You’ve bought a home. And now you might be considering adding an investment property to your portfolio. But have recent interest rate hikes cooled your heels? We’ve outlined reasons why now may still be a good time to buy.
To buy or not to buy, that is the question.
There’s no denying that rolling rate rises might have some sections of the media spouting doom and gloom.
After all, national property prices have dipped and higher interest rates can lower your borrowing power.
However, if you’re in a position to buy now, the current climate can provide less competition and more power to negotiate a good price.
Also, rental tenancy vacancy rates have reached record lows, meaning the demand for rentals is high.
So if you’re ready to dip your toe into property investment, we’ve outlined below why it could be a good time to do so.
It’s a buyer’s market
With rising interest rates and inflation, there’s been a softening of the market and this may reward those who are ready to buy now.
CoreLogic data shows there are fewer buyers at present, and properties are increasingly sitting on the market.
In the three months to September, median days on the market increased to 35 days. That’s a big increase from a median of 20 days in November 2021.
Fewer buyers can mean more property options for you to choose from and less competition when putting in an offer.
And by targeting properties that have been on the market for a while, you could potentially have more bargaining power (just be sure to do your due diligence!).
Low rental tenancy vacancy rates
Currently, there is a high demand for rental properties across Australia.
At 0.9%, the current national rental tenancy vacancy rate is the lowest it has been since 2006, according to SQM Research.
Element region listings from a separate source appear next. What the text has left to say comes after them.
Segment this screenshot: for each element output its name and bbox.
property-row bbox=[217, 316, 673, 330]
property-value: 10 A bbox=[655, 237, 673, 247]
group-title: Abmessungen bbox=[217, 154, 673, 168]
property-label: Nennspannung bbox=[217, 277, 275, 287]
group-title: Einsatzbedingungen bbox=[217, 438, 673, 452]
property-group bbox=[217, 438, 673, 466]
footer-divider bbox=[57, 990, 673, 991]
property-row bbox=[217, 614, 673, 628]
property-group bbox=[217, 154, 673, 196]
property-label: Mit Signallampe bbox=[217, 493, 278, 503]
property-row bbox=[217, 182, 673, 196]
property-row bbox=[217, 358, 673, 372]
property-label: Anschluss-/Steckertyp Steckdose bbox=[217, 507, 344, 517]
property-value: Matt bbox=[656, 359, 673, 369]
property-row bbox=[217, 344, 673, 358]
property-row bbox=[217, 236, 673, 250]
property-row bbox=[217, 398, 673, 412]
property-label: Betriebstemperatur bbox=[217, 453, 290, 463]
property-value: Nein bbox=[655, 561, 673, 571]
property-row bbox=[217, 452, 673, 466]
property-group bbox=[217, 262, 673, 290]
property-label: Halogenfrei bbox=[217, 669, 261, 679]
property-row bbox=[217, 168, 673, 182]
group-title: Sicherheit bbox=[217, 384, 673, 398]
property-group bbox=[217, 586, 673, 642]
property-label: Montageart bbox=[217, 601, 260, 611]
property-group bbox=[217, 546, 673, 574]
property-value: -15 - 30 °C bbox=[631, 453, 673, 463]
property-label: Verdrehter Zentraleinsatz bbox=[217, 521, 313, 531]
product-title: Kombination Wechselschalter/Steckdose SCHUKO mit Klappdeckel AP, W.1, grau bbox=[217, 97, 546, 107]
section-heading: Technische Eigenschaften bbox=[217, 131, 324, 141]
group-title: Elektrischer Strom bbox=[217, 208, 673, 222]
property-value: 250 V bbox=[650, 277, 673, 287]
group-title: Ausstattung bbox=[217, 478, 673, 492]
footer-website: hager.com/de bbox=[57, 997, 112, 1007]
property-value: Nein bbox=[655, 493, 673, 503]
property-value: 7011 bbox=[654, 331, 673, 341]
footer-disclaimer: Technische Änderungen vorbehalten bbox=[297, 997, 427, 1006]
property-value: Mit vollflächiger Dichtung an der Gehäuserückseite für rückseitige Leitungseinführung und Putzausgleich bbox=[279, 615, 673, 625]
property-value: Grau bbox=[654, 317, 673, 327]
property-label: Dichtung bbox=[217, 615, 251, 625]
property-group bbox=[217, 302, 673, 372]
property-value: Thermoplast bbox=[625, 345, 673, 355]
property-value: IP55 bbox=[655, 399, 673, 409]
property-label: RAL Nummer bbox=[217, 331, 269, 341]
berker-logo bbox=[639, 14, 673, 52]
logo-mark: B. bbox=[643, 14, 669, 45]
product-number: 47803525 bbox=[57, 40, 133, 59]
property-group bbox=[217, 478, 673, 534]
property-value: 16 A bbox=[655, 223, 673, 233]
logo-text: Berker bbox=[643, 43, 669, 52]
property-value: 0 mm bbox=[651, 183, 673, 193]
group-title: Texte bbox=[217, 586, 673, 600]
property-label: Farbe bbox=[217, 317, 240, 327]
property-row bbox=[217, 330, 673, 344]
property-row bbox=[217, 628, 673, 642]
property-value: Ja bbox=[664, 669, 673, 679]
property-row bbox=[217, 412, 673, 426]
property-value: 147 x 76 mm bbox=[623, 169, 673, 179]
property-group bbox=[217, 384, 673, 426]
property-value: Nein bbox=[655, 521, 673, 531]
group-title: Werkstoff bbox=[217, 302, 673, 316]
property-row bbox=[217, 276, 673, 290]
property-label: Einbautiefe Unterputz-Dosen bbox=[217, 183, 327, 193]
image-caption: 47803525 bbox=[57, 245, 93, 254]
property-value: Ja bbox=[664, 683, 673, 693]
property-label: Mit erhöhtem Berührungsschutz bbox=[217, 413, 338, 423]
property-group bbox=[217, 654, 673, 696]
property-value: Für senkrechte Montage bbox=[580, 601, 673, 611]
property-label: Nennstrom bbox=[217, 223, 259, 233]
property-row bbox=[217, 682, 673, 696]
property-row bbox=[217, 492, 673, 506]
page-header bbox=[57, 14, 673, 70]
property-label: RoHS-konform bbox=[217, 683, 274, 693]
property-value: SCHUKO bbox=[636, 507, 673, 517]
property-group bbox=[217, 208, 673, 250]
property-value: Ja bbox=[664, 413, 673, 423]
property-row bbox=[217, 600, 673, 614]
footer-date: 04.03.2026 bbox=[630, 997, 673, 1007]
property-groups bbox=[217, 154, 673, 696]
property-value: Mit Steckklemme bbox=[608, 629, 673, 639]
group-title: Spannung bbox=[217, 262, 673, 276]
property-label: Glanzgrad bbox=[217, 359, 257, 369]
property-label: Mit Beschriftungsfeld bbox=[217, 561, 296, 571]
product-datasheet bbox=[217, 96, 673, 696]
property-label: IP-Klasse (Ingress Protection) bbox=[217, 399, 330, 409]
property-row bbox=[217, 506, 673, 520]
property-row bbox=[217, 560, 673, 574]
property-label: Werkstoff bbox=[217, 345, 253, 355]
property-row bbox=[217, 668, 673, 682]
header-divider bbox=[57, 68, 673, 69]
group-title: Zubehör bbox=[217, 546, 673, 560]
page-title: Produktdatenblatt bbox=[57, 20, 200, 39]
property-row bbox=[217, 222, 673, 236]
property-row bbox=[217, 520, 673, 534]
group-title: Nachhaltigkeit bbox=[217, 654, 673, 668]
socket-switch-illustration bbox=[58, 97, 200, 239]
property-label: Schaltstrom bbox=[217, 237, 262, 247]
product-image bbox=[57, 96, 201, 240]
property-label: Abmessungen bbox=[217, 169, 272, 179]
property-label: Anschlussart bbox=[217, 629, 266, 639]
That means the likelihood of your investment property sitting empty now is low.
People are looking for solid rental properties. And if you’ve got just the thing, your investment property could have a number of good tenants putting in applications.
Flexibility around location
When purchasing an investment property, you’re not locked into buying in your home state or city.
You can set your sights further afield to make the most of what the current property market has to offer.
You can look to buy in areas where property prices have already dipped and leverage the current buyer’s market to negotiate. Also, consider purchasing in an area with a healthy demand for rental properties.
That way, you can make a financially sound purchase and increase the chances of having a good tenant in your property sooner.
Possible lower cost of entry than for owner-occupiers
You’re most likely more discerning when shopping for a property you want to live in – we all have personal preferences we want met.
And unfortunately, lists of non-negotiable bells and whistles usually come with primo pricing.
But when buying an investment property, you can be more flexible, which can open up more affordable options.
Look for the essentials that tenants want, such as a safe, comfortable, and low-maintenance property. And with lower competition now, there could be more viable properties to choose from.
The french door, olympic-sized pool, and ocean-view wish list that usually blows up budgets need not apply.